# bons plans iphone reconditionnés



## Diaoulic (27 Octobre 2018)

Bonjour tt le monde

rue du commerce fait une grosse opé sur des iphones reconditionnés (6/6s/7, j'ai chopé un SE état neuf 32GO pour 179€).
pour ceux que ça peut interrésser


----------



## Locke (27 Octobre 2018)

Diaoulic a dit:


> rue du commerce fait une grosse opé sur des iphones reconditionnés (6/6s/7, j'ai chopé un SE état neuf 32GO pour 179€).
> pour ceux que ça peut interrésser


Négatif, ce magasin ne peut pas prétendre d'utiliser abusivement le mot reconditionnement. Seul Apple est à même de l'utiliser, puisqu'elle procède à un protocole très strict pour la remise en vente et elle seule dispose de ce droit.
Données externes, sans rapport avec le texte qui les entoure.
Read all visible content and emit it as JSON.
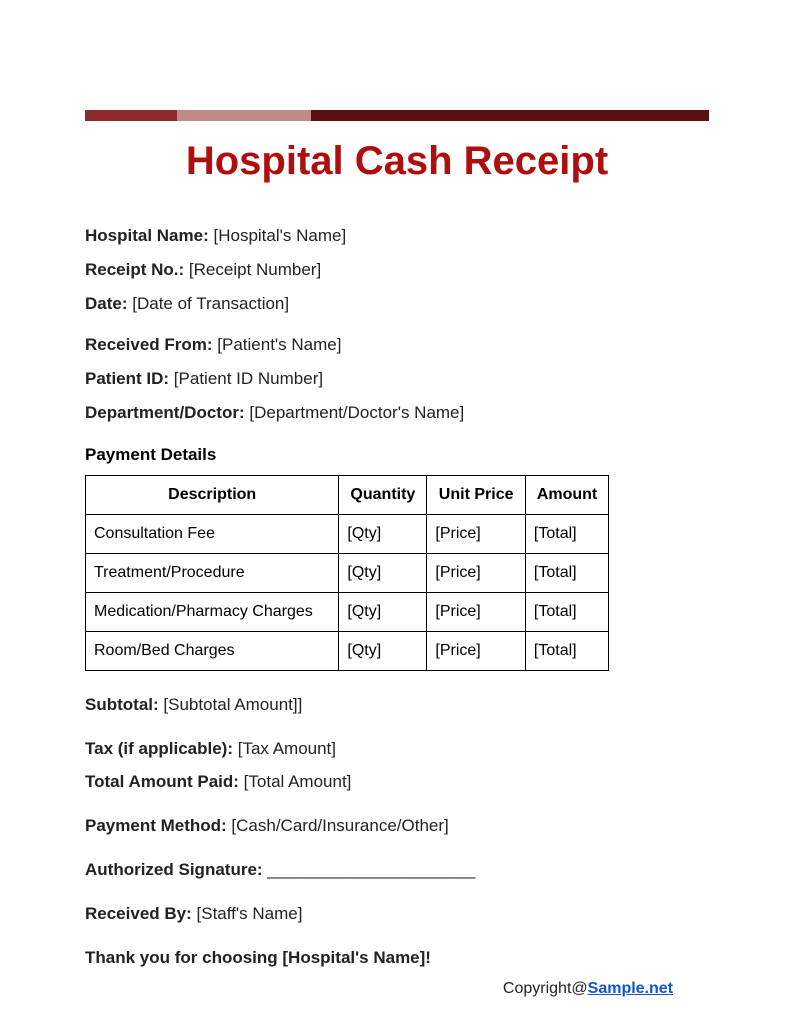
{
  "colors": {
    "title": "#af0e0e",
    "bar_seg1": "#8d2b2f",
    "bar_seg2": "#c08a8a",
    "bar_seg3": "#5a1010",
    "link": "#1155cc",
    "text": "#222222",
    "border": "#000000"
  },
  "title": "Hospital Cash Receipt",
  "header_fields": {
    "hospital_name": {
      "label": "Hospital Name:",
      "value": "[Hospital's Name]"
    },
    "receipt_no": {
      "label": "Receipt No.:",
      "value": "[Receipt Number]"
    },
    "date": {
      "label": "Date:",
      "value": "[Date of Transaction]"
    }
  },
  "patient_fields": {
    "received_from": {
      "label": "Received From:",
      "value": "[Patient's Name]"
    },
    "patient_id": {
      "label": "Patient ID:",
      "value": "[Patient ID Number]"
    },
    "department": {
      "label": "Department/Doctor:",
      "value": "[Department/Doctor's Name]"
    }
  },
  "payment_details_label": "Payment Details",
  "table": {
    "columns": [
      "Description",
      "Quantity",
      "Unit Price",
      "Amount"
    ],
    "rows": [
      [
        "Consultation Fee",
        "[Qty]",
        "[Price]",
        "[Total]"
      ],
      [
        "Treatment/Procedure",
        "[Qty]",
        "[Price]",
        "[Total]"
      ],
      [
        "Medication/Pharmacy Charges",
        "[Qty]",
        "[Price]",
        "[Total]"
      ],
      [
        "Room/Bed Charges",
        "[Qty]",
        "[Price]",
        "[Total]"
      ]
    ]
  },
  "totals": {
    "subtotal": {
      "label": "Subtotal:",
      "value": "[Subtotal Amount]]"
    },
    "tax": {
      "label": "Tax (if applicable):",
      "value": "[Tax Amount]"
    },
    "total_paid": {
      "label": "Total Amount Paid:",
      "value": "[Total Amount]"
    }
  },
  "payment_method": {
    "label": "Payment Method:",
    "value": "[Cash/Card/Insurance/Other]"
  },
  "signature": {
    "label": "Authorized Signature:",
    "value": "______________________"
  },
  "received_by": {
    "label": "Received By:",
    "value": "[Staff's Name]"
  },
  "thank_you": "Thank you for choosing [Hospital's Name]!",
  "footer": {
    "prefix": "Copyright@",
    "link_text": "Sample.net"
  }
}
Ailleurs, ce ne sera jamais un contrôle aussi pointu incluant une garantie de l'équivalent d'un modèle acheté neuf ! Alors autant ne pas faire de mauvaise PUB !


----------



## Jura39 (27 Octobre 2018)

Voici ce qu'indique le site de vente


----------



## Diaoulic (27 Octobre 2018)

@Locke,
pas du tout l'intention de faire de la pub, juste qu'au vu de ce que j'ai reçu, ça peut valoir le coup, le mien est garanti 1 an (version premium, voir le poste de Jura), aucune trace d'usure cosmétique, batterie a 100% de sa fonctionalité, aucun problème de touch id/réponse écran, apn..., donc pour le prix c'est juste bien, c'est tout.
le terme "reconditionnement" n'appartient nullement à Apple lorsqu'il s'agit d'appareils de sa marque, seules les conditions et garanties changent comme tu le soulignes, en cas de problème j'ai à faire au vendeur et non a apple.
pour info le vendeur est bien rue du commerce (groupe carouf), donc plus sérieux que la myriade de reconditionneurs à mon sens.


----------